We’re preparing for our summer departure to Europe this week in fact. The suitcases have been staring reprovingly from the corner of the room for days now and it’s finally time for the packing to commence. It always surprises me, as I swing into action at this time of year, how quickly a life that seems settled and permanent can dissolve into fluidity. I guess all of our lives are like this really- most finally apparent when the ultimate ending to this beloved dream appears inescapably before us- but one of the striking aspects of the role of the exile is how fragile our normality appears when the annual call of home is heard.
It’s a trip that we’ve taken each of the nine summers that we’ve lived in America. As is often the case for expat families, the children and I leave before my husband and enjoy a longer period both in London and then in the Dordogne at our Buddhist retreat center. This year I’m keenly aware of the passage of time as it’s the first occasion that my son will return early with my husband; high schools here in Los Angeles commence at the highly uncivilised time of mid-August.
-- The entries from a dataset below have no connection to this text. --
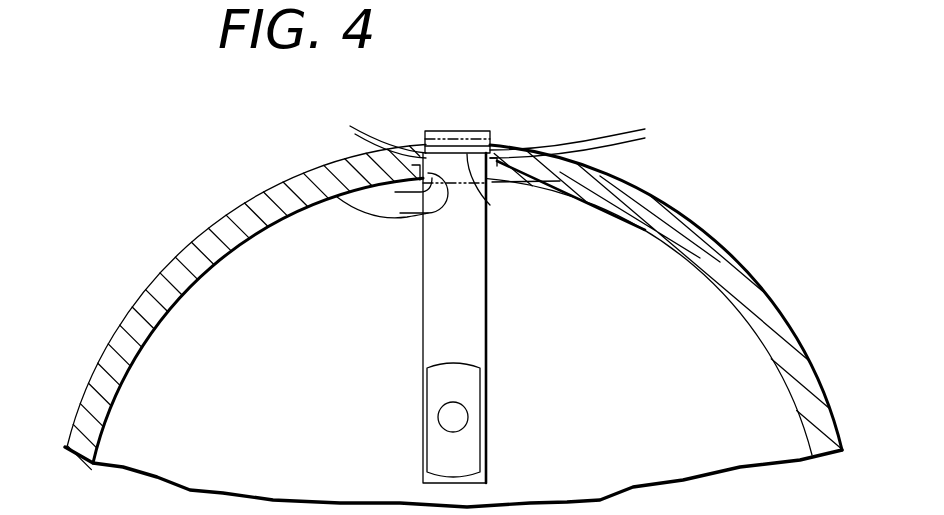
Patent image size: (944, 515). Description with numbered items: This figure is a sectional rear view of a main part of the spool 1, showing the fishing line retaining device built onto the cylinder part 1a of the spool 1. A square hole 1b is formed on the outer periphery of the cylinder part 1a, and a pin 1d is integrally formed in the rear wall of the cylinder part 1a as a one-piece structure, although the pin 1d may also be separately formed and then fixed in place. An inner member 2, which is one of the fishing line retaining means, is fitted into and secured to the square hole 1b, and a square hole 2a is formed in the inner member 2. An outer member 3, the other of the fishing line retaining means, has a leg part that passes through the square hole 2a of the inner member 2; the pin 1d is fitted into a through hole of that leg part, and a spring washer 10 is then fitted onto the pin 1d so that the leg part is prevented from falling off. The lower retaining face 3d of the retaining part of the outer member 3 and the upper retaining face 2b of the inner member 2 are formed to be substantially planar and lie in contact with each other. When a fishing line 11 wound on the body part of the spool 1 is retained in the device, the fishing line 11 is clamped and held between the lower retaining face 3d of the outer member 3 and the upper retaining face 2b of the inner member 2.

The spool 1 is at (453, 326).
The cylinder part 1a is at (185, 249).
The square hole 1b is at (347, 196).
The pin 1d is at (455, 415).
The inner member 2 is at (477, 152).
The square hole 2a is at (343, 165).
The upper retaining face 2b is at (510, 168).
The outer member 3 is at (470, 131).
The lower retaining face 3d is at (560, 195).
The spring washer 10 is at (472, 372).
The fishing line 11 is at (588, 141).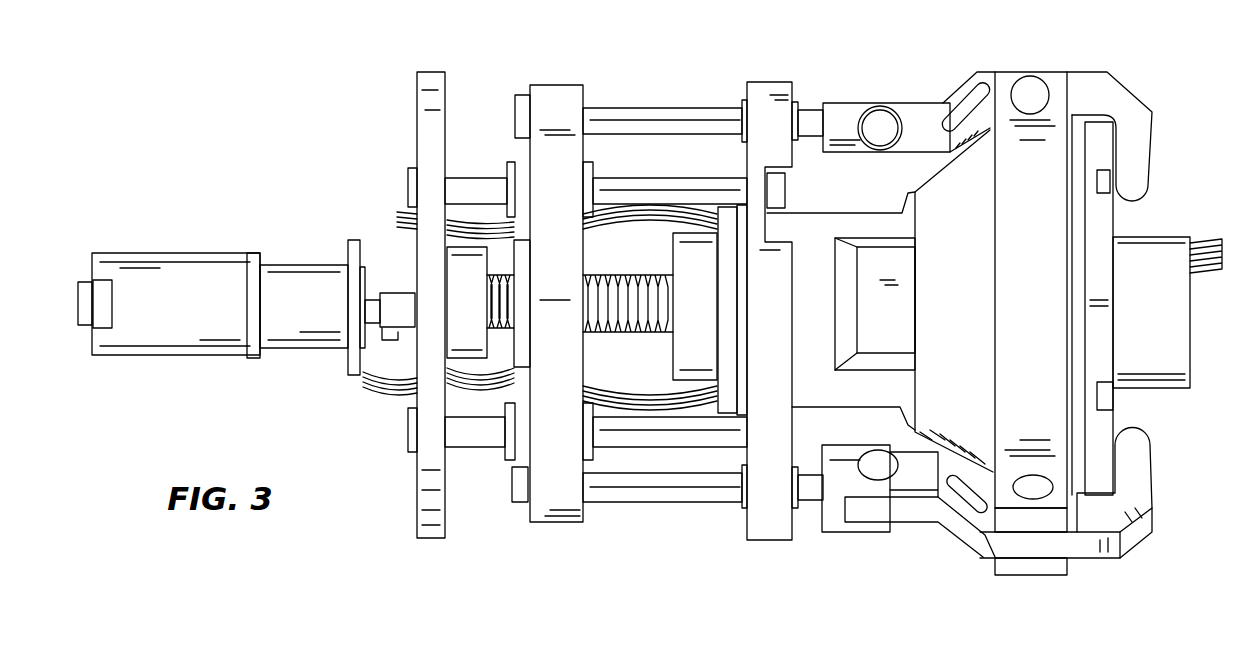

And so my daughter and I will spend close to a month longer in France and already the quiet space for contemplation and the days untroubled by the mundane are calling with their siren song of gentle ease.
I have long loved the works of Arthur Rimbaud and I always hear the echo of the words of Sensation, one of his short poems, whenever my mind turns to our French summers beneath the hazy sunshine amidst the green hills and blue flowing rivers.
In the blue summer evenings, I will go along the paths,
And walk over the short grass, as I am pricked by the wheat:
Daydreaming I will feel the coolness on my feet.
I will let the wind bathe my bare head.
I will not speak, I will have no thoughts:
But infinite love will mount in my soul;
And I will go far, far off, like a gypsy.
Through the countryside- joyous as if I were with a woman.